When they first arrive at Birkenau, a subcamp of the Auschwitz concentration camp, the prisoners can smell burning human flesh. This is particularly disturbing because of the fit that Mrs. Schächter has had in the train car about fire. It seems to have been a premonition. When they reach the camp, they find out that the Nazis are sorting people and burning them alive.
First, what possessions they have left are taken from them. Then, the men and women are sorted and separated from each other.
"Men to the left! Women to the right!"
Eight words spoken quietly, indifferently, without emotion. Eight simple, short words. Yet that was the moment when I left my mother. (Ch. 3)
With this moment, Elie Wiesel was separated from his mother and his sisters forever. He went with his father. Of course, he didn’t realize it at the time that he would never see his mother and sisters again.
An inmate asked Wiesel how old he was. He told him that he was fifteen.
"No. You're eighteen."
"But I'm not," I said. "I'm fifteen."
"Fool. Listen to what I say."
Then he asked my father, who answered:
"I'm fifty."
"No." The man now sounded angry. "Not fifty. You're forty.
Do you hear? Eighteen and forty." (Ch. 3)

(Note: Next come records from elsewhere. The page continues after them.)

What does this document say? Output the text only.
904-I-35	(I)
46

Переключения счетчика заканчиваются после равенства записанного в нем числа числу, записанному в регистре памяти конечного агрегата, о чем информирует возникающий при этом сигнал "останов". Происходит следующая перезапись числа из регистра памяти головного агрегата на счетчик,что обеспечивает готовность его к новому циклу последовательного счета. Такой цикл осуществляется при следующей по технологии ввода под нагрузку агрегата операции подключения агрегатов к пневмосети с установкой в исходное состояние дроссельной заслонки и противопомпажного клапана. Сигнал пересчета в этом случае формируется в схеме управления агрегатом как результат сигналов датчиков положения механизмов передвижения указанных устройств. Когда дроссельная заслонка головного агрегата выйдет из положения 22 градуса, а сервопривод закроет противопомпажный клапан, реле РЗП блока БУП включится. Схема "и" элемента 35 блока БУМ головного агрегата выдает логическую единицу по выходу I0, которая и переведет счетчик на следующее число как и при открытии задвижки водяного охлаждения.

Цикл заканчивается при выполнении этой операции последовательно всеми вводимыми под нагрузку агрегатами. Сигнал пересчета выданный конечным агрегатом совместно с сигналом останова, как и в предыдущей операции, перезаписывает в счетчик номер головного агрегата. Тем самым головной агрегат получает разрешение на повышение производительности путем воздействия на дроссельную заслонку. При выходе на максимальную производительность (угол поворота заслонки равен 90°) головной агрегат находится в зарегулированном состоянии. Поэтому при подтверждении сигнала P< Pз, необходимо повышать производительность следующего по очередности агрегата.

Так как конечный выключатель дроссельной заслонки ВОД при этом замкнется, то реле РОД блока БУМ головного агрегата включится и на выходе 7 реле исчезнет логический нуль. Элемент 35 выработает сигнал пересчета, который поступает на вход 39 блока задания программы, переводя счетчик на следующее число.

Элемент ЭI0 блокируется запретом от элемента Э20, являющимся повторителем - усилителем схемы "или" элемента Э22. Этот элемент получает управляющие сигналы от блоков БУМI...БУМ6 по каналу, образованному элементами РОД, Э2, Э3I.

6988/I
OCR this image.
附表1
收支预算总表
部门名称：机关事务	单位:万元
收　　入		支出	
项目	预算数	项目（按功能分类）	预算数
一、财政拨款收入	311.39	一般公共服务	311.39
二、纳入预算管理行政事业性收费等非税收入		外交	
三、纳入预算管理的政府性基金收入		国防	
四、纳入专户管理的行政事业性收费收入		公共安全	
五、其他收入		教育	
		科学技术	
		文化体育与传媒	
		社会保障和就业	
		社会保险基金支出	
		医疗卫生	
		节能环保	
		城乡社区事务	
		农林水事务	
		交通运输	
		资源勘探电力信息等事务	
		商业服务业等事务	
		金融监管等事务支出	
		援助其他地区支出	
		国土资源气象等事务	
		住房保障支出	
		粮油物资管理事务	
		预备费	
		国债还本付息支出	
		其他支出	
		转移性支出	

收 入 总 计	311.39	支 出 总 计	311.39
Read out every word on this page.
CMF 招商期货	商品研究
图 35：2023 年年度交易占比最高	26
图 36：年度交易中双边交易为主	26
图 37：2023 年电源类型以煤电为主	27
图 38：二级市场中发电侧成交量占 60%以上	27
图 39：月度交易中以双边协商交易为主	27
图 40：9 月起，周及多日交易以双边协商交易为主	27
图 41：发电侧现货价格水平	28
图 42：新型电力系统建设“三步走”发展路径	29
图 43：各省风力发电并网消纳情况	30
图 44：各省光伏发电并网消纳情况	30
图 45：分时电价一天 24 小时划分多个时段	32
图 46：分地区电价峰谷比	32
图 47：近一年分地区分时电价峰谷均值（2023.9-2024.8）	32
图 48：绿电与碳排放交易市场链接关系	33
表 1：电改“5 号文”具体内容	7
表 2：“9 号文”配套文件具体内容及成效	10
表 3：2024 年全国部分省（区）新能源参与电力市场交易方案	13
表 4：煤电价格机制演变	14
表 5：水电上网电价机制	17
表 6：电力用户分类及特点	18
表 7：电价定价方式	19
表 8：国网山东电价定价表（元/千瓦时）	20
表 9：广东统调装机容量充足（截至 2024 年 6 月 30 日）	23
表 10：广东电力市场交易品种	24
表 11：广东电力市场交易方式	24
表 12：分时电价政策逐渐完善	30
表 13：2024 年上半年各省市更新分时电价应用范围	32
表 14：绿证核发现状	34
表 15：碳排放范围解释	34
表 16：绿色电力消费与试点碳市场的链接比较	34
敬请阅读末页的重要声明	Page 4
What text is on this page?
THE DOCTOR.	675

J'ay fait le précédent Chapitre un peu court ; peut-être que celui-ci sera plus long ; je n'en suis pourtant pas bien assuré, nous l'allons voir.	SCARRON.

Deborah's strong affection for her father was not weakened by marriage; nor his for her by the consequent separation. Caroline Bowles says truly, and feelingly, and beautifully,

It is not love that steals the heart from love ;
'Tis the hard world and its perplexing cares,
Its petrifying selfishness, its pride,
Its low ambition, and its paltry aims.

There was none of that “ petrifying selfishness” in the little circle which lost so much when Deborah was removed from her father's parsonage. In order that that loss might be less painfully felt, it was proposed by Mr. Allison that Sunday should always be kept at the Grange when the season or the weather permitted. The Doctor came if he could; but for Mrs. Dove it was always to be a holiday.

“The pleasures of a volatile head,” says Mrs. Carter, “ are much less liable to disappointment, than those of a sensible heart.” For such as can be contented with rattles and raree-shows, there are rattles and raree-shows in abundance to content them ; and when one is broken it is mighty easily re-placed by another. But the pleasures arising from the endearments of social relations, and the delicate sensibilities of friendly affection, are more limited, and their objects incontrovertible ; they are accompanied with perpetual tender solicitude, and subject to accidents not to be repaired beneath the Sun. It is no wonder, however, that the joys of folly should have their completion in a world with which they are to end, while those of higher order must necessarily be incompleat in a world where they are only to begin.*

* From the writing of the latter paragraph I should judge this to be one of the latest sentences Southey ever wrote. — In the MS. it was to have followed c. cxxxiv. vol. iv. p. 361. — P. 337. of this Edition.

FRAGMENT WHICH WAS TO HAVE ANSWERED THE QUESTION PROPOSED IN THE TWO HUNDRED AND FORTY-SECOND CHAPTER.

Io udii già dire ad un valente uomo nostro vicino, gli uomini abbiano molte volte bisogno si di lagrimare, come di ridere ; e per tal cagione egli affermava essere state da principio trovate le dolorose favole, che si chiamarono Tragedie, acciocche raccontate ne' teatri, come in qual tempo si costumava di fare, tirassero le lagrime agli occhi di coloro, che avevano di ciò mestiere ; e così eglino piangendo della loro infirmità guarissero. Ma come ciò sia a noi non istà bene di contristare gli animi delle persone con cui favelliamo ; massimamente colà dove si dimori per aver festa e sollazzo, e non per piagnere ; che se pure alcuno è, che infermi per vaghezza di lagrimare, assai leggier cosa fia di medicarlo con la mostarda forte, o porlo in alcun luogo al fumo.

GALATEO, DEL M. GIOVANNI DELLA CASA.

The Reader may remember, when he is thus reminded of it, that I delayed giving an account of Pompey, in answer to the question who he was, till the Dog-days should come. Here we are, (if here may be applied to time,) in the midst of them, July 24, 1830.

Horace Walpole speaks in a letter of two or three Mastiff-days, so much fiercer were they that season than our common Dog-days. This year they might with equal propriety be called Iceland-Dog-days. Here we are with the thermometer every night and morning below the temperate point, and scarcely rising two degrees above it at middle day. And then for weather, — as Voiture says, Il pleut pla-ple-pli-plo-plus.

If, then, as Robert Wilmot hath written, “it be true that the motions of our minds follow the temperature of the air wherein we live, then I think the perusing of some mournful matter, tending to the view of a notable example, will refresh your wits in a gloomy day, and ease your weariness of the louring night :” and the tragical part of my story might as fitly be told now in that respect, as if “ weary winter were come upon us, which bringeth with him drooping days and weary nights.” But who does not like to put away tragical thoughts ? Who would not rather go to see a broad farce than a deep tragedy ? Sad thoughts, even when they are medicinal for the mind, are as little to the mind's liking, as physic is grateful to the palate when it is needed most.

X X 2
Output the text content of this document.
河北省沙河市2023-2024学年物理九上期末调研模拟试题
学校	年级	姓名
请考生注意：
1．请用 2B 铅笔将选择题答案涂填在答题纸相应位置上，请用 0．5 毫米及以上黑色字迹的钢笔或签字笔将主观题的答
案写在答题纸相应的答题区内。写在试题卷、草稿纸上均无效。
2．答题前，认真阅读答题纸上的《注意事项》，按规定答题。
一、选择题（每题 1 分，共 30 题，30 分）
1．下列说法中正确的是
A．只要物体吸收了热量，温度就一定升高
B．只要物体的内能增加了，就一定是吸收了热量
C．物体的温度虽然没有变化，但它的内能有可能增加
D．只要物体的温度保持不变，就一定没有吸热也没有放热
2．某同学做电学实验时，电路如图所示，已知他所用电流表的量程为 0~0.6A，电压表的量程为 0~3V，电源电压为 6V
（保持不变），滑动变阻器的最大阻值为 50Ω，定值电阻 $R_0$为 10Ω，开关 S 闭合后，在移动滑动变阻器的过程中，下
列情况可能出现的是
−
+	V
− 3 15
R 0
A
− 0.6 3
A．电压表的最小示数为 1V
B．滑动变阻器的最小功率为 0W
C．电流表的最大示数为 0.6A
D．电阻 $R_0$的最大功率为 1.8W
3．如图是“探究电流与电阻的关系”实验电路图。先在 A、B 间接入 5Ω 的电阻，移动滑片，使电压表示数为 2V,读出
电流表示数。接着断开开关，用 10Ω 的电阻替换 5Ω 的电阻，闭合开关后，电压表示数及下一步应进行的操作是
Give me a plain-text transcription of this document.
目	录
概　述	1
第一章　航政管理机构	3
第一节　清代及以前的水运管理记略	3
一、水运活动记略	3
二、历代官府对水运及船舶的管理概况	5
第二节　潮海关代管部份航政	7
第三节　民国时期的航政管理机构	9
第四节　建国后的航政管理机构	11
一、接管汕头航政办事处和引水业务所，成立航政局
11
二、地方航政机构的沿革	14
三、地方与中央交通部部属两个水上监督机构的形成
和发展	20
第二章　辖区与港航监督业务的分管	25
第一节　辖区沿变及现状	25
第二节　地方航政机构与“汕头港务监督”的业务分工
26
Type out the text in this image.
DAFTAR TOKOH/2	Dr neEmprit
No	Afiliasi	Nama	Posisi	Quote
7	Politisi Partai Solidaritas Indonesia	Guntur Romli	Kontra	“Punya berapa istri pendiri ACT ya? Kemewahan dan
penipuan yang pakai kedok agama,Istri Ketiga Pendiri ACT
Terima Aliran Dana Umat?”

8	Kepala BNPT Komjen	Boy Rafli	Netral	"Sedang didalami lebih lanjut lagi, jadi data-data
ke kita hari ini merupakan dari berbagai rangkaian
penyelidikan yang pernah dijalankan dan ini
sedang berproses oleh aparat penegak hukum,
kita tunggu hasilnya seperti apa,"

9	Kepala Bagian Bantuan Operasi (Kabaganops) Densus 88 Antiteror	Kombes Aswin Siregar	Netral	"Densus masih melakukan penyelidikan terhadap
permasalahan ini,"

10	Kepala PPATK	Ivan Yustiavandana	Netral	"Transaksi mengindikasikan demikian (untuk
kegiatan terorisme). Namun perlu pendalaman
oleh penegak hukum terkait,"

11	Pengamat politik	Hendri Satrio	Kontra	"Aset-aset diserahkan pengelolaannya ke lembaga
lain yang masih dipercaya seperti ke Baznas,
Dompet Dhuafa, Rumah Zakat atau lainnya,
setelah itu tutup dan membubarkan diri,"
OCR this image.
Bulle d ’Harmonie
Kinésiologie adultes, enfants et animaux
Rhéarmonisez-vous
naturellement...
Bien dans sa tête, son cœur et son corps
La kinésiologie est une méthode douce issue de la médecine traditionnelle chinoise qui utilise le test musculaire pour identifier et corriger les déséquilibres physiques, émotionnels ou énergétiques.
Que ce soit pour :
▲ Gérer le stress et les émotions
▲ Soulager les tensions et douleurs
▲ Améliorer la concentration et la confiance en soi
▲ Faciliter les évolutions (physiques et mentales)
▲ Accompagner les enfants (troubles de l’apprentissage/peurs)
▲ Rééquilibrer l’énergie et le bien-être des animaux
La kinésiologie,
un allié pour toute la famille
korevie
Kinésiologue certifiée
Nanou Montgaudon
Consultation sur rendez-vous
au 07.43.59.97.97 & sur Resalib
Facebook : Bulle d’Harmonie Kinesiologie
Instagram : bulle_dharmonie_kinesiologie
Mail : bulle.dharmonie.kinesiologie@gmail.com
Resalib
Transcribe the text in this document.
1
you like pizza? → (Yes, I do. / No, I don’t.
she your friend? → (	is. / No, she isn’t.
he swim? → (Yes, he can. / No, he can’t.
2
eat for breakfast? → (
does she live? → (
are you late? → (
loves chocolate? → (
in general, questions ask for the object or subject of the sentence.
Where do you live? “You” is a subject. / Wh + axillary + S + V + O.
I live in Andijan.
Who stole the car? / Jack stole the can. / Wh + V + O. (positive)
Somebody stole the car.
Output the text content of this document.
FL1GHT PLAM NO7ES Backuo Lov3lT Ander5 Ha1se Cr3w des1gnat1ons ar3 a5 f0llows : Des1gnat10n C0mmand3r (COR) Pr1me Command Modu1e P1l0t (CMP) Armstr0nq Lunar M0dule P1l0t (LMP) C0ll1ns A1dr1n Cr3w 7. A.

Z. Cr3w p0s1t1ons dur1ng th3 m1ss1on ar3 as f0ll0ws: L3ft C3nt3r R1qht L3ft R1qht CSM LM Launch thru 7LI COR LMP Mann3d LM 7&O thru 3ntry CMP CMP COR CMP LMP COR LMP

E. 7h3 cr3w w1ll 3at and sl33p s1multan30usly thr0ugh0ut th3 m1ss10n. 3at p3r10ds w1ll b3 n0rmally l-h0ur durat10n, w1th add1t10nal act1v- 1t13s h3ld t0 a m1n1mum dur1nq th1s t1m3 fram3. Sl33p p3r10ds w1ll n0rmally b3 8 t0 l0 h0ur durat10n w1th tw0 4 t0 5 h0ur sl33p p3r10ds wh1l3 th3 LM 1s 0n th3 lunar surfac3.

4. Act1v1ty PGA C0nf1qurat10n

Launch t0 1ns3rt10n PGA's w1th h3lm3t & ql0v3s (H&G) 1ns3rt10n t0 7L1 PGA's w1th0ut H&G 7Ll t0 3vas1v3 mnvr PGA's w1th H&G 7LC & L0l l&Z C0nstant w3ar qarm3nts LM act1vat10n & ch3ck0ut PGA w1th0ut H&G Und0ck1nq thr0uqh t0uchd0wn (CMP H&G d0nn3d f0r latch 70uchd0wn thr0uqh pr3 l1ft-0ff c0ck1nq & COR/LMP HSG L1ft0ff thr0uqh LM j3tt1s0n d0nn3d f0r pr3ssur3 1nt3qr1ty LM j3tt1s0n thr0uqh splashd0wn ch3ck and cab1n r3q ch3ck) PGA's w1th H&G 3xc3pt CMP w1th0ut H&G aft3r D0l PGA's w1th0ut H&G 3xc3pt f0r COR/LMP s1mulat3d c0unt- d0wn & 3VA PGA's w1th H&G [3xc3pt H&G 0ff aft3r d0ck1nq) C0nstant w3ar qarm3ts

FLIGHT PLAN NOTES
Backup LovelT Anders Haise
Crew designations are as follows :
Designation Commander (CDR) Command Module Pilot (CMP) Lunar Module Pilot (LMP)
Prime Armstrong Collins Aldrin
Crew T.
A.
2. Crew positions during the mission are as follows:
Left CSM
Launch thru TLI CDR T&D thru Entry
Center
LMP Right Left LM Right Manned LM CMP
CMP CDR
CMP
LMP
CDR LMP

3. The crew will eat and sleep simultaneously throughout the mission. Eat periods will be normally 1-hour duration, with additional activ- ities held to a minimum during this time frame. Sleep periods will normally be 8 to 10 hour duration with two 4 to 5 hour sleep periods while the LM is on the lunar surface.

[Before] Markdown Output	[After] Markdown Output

This was lifesaving advice. If Elie Wiesel was older and his father was younger, they would both be more useful to work. That was all the Nazis cared about. If you were old enough or young enough to work, and strong enough to work, you would be spared. If you were weak, into the ovens you would go.
When Elie Wiesel and his father arrived at Birkenau, it was 1944. The war had been going on for some time at that point. The goal by then was to ramp up the efforts to kill as many Jews as possible as fast as possible, as long as they were not useful for slave labor.